Daneben ist anzumerken, dass der vorliegende Fall zwar ein spezielles Produkt (die Fanpage) und das dahinterliegende System betrachtet. Die Ausführungen des Generalanwaltes zur gemeinsamen Verantwortlichkeit dürften jedoch zu einem großen Teil auch auf andere Plattformen und Systeme übertragbar sein, bei denen ein Kunde die Infrastruktur und quasi das vorgefertigte Produkt eines Anbieters nutzt und bei dessen Bereitstellung personenbezogene Daten von Nutzern oder Besuchern verarbeitet werden, insbesondere, wenn der Kunde die Möglichkeit hat, Nutzerstatistiken zu nutzen.

Weitere Fragen

Auch die Ausführungen des Generalanwaltes zum anwendbaren Datenschutzrecht und der Zuständigkeit der Aufsichtsbehörden sind interessant. Vor allem von Relevanz ist, dass er die Gründe des EuGH-Urteils zu Google Spain auf eine Situation überträgt, in der der (Mit)Verantwortliche in der Union niedergelassen ist.

Er geht davon aus, dass die streitige Verarbeitung personenbezogener Daten im Rahmen der Tätigkeiten der deutschen Niederlassung von Facebook durchgeführt wird und dass in einer Situation wie der im Ausgangsverfahren in Rede stehenden die Anwendung des deutschen Datenschutzrechts erlaubt ist.

Die deutsche Kontrollstelle ist daher befugt, ihr nationales Recht auf die im Ausgangsverfahren in Rede stehende Verarbeitung personenbezogener Daten anzuwenden.
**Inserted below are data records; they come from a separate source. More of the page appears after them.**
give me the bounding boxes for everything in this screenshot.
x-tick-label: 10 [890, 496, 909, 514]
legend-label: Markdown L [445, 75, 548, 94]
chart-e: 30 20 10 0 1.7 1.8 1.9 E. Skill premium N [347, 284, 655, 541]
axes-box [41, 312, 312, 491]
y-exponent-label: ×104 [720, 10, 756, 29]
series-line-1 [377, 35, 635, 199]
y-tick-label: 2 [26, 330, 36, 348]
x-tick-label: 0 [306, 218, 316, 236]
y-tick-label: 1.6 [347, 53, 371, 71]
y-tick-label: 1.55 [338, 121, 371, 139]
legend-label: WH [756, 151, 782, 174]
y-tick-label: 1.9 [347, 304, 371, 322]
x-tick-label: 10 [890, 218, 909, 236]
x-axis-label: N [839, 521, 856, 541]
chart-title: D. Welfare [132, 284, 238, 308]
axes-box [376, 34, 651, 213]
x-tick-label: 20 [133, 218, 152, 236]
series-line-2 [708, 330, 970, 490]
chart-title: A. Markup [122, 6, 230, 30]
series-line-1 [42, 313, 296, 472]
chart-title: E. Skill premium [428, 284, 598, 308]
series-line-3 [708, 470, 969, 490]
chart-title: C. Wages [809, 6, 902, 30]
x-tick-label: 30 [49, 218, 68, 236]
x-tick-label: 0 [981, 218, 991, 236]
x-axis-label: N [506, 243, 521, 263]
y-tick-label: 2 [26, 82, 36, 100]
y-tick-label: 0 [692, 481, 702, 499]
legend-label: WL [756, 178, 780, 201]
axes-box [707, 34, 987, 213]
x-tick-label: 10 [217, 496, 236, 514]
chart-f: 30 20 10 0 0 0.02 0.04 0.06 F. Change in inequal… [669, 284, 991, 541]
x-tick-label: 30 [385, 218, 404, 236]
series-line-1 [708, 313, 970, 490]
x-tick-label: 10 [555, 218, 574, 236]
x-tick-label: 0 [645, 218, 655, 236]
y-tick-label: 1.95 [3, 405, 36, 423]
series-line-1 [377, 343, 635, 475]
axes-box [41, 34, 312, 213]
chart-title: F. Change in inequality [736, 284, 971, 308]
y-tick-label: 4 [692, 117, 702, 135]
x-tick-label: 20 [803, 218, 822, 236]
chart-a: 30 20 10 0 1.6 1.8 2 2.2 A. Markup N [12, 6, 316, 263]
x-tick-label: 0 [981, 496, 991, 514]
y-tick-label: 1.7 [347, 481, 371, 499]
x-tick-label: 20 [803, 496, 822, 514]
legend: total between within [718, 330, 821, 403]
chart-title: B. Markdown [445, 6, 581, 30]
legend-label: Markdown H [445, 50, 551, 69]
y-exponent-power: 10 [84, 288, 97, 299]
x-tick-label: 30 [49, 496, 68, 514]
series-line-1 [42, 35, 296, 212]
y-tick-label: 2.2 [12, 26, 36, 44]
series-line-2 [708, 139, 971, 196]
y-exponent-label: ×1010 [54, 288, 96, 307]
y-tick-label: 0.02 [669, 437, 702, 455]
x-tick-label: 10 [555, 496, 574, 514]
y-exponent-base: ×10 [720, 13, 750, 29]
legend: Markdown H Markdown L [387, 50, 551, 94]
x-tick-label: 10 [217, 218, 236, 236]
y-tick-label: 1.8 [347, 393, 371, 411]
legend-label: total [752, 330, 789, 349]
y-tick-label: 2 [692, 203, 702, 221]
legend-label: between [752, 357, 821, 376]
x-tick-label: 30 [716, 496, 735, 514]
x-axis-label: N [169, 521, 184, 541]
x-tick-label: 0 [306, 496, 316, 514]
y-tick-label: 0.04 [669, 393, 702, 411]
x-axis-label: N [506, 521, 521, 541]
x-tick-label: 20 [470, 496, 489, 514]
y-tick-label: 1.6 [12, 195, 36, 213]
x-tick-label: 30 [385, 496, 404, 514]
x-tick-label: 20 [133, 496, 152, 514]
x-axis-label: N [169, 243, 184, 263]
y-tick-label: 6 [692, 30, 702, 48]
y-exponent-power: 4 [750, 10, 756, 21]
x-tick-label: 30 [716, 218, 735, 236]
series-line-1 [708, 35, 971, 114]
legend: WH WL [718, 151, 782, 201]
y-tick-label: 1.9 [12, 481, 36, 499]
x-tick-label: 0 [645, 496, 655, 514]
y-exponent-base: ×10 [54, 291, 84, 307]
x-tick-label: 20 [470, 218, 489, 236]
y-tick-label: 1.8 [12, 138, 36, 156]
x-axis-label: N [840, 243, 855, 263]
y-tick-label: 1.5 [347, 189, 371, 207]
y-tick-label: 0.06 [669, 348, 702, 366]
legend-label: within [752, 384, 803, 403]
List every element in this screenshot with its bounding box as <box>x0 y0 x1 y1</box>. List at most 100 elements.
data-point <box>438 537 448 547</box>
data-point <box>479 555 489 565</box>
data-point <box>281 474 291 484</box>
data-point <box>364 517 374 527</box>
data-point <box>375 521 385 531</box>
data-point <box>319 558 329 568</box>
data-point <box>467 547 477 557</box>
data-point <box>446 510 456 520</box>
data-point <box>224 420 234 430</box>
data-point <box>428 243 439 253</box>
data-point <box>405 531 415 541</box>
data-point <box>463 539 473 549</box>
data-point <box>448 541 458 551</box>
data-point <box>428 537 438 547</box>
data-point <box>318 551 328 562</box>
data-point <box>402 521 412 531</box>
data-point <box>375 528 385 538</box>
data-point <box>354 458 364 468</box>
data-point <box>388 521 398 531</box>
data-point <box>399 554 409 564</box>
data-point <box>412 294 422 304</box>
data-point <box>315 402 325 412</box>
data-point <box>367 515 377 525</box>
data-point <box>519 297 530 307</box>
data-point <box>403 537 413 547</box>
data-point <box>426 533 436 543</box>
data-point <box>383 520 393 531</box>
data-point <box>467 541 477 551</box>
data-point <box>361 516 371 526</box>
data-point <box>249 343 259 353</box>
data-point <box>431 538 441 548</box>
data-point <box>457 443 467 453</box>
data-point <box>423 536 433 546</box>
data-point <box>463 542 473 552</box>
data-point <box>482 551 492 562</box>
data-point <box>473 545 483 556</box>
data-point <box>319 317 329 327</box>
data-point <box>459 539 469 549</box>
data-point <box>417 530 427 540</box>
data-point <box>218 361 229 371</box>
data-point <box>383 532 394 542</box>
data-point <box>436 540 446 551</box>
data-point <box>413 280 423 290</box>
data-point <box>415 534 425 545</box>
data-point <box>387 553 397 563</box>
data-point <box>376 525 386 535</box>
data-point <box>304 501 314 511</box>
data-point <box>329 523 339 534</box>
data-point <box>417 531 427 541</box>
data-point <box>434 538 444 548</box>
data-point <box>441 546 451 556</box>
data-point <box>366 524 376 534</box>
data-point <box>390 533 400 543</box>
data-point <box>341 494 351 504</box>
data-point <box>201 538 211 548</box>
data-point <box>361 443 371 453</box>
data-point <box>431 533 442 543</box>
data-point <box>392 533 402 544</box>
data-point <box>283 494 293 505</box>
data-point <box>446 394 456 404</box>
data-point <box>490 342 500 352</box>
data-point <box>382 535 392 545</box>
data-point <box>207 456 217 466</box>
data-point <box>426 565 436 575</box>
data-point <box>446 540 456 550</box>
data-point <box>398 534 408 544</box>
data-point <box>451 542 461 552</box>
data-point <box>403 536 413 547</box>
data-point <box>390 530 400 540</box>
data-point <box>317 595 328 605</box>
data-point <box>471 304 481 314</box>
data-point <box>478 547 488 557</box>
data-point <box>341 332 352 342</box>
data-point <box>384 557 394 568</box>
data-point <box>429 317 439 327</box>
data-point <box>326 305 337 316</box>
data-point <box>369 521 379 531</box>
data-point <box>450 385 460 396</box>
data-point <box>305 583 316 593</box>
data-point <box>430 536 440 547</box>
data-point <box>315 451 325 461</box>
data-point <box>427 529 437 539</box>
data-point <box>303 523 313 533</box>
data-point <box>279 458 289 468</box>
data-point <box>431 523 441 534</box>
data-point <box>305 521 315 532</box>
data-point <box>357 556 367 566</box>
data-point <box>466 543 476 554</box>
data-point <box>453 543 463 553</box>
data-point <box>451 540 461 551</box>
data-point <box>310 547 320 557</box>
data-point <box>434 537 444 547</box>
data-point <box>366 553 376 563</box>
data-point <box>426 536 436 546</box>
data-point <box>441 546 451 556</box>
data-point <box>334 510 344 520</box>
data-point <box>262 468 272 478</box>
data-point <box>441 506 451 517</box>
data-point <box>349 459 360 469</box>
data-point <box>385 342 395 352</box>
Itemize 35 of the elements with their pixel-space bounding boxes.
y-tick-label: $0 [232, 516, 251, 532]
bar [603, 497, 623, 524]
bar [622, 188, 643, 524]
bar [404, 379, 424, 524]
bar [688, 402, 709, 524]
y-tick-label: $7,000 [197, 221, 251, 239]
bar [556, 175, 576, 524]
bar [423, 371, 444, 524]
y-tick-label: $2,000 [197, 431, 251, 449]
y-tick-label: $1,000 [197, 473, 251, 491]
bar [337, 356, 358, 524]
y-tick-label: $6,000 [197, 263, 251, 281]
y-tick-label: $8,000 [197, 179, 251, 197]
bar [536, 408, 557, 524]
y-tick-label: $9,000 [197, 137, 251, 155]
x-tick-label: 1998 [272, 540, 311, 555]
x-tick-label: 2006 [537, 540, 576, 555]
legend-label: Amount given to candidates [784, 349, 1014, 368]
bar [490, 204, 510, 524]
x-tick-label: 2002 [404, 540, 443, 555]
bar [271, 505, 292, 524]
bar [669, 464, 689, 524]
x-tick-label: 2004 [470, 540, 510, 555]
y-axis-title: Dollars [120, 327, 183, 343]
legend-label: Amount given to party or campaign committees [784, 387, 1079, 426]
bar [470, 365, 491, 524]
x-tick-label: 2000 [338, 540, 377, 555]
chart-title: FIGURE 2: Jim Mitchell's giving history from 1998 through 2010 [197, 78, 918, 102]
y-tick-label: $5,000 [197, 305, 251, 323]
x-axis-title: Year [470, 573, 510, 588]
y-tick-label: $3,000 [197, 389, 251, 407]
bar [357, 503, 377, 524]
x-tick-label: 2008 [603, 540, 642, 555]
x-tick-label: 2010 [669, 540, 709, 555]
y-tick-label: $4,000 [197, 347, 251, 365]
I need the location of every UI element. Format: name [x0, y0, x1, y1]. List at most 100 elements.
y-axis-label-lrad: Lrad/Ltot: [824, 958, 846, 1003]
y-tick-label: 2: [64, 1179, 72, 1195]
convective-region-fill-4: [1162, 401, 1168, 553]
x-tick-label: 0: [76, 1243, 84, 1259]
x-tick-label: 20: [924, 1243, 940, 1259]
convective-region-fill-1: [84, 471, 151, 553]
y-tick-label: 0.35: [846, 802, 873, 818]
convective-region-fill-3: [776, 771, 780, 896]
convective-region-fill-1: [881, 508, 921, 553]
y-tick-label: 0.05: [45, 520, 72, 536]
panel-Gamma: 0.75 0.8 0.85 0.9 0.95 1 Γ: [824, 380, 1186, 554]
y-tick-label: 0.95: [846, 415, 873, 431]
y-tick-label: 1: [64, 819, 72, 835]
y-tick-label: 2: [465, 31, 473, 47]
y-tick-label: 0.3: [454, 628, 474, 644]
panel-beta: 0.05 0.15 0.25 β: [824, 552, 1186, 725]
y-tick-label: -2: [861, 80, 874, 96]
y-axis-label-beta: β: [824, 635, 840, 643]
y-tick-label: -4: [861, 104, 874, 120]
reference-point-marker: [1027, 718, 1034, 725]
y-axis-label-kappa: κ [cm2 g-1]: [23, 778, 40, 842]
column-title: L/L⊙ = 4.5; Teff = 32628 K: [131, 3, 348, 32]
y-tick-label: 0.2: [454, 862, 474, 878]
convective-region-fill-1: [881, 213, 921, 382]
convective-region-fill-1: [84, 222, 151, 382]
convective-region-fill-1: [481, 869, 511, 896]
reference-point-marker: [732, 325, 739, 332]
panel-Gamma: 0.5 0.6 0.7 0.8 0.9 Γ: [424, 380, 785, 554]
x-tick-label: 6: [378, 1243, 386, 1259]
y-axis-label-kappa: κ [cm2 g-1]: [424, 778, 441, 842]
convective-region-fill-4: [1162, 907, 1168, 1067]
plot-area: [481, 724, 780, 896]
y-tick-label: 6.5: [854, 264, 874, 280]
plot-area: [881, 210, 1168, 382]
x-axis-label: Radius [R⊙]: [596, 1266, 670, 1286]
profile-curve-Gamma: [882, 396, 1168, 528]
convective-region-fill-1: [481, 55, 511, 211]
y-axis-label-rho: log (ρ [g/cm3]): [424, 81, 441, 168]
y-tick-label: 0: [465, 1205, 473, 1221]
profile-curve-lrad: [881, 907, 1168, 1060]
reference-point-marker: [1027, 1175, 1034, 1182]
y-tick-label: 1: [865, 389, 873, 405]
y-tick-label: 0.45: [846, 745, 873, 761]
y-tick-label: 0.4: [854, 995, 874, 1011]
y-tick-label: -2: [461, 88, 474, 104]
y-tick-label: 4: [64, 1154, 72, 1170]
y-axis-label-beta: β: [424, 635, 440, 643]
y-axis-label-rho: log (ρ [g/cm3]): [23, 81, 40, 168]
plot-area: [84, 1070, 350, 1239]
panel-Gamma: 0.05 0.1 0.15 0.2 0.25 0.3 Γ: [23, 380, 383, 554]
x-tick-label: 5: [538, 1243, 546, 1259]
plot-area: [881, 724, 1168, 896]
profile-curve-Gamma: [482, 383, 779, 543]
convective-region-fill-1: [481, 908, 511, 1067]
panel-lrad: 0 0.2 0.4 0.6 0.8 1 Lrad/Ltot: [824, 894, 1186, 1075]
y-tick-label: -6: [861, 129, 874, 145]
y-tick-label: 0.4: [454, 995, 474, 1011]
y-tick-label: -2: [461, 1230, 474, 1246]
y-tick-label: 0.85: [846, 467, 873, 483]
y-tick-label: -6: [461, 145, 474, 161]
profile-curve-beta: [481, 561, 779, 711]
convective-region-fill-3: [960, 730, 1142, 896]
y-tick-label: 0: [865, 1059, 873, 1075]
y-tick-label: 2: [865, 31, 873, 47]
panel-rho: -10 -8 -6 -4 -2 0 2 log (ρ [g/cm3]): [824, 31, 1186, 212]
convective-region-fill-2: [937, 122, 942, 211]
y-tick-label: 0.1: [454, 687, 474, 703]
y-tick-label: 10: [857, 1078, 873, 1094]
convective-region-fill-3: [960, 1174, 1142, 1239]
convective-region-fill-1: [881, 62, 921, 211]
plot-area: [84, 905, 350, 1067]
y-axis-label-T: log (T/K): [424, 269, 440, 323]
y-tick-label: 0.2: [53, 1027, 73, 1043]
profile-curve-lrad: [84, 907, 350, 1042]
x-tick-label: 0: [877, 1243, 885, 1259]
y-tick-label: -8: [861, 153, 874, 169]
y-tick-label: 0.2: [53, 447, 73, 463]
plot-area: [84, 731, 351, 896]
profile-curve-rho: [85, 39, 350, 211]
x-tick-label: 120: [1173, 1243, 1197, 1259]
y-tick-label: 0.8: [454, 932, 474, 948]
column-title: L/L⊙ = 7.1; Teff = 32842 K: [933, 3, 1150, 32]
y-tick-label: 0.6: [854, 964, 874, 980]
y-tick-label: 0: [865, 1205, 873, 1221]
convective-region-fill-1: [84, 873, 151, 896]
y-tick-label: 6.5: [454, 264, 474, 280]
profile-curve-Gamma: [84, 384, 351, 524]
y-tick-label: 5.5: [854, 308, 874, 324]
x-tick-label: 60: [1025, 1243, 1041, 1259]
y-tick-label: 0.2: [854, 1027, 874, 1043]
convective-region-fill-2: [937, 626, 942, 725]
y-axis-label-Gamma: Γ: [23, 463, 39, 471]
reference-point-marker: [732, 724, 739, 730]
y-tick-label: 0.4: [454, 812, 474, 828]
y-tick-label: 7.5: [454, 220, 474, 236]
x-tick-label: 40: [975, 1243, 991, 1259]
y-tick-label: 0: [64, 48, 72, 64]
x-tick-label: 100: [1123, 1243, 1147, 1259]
Zudem geht der Generalanwalt davon aus, dass die nationale Aufsichtsbehörde ihre Befugnisse, also auch eine Untersagung der Verarbeitung, nicht etwa gegen die nationale Niederlassung richten muss. Vielmehr könne eine aufsichtsbehördliche Maßnahme nach deutschem Recht gegenüber dem Verantwortlichen erfolgen, auch wenn dieser, wie hier die Facebook Ltd., in einem anderen Mitgliedstaat niedergelassen ist.

…dass diese Kontrollstelle sämtliche wirksamen Einwirkungsbefugnisse, die ihr gemäß Art. 28 Abs. 3 dieser Richtlinie übertragen sind, gegenüber dem für die Verarbeitung Verantwortlichen ausüben darf, und zwar auch dann, wenn dieser Verantwortliche seinen Sitz in einem anderen Mitgliedstaat oder einem Drittstaat hat.

Natürlich muss man noch das Urteil des EuGH abwarten. Da dieser den Schlussanträgen jedoch oft folgt, darf man mutmaßen, dass auch das Urteil des EuGH in eine ähnliche Richtung gehen wird.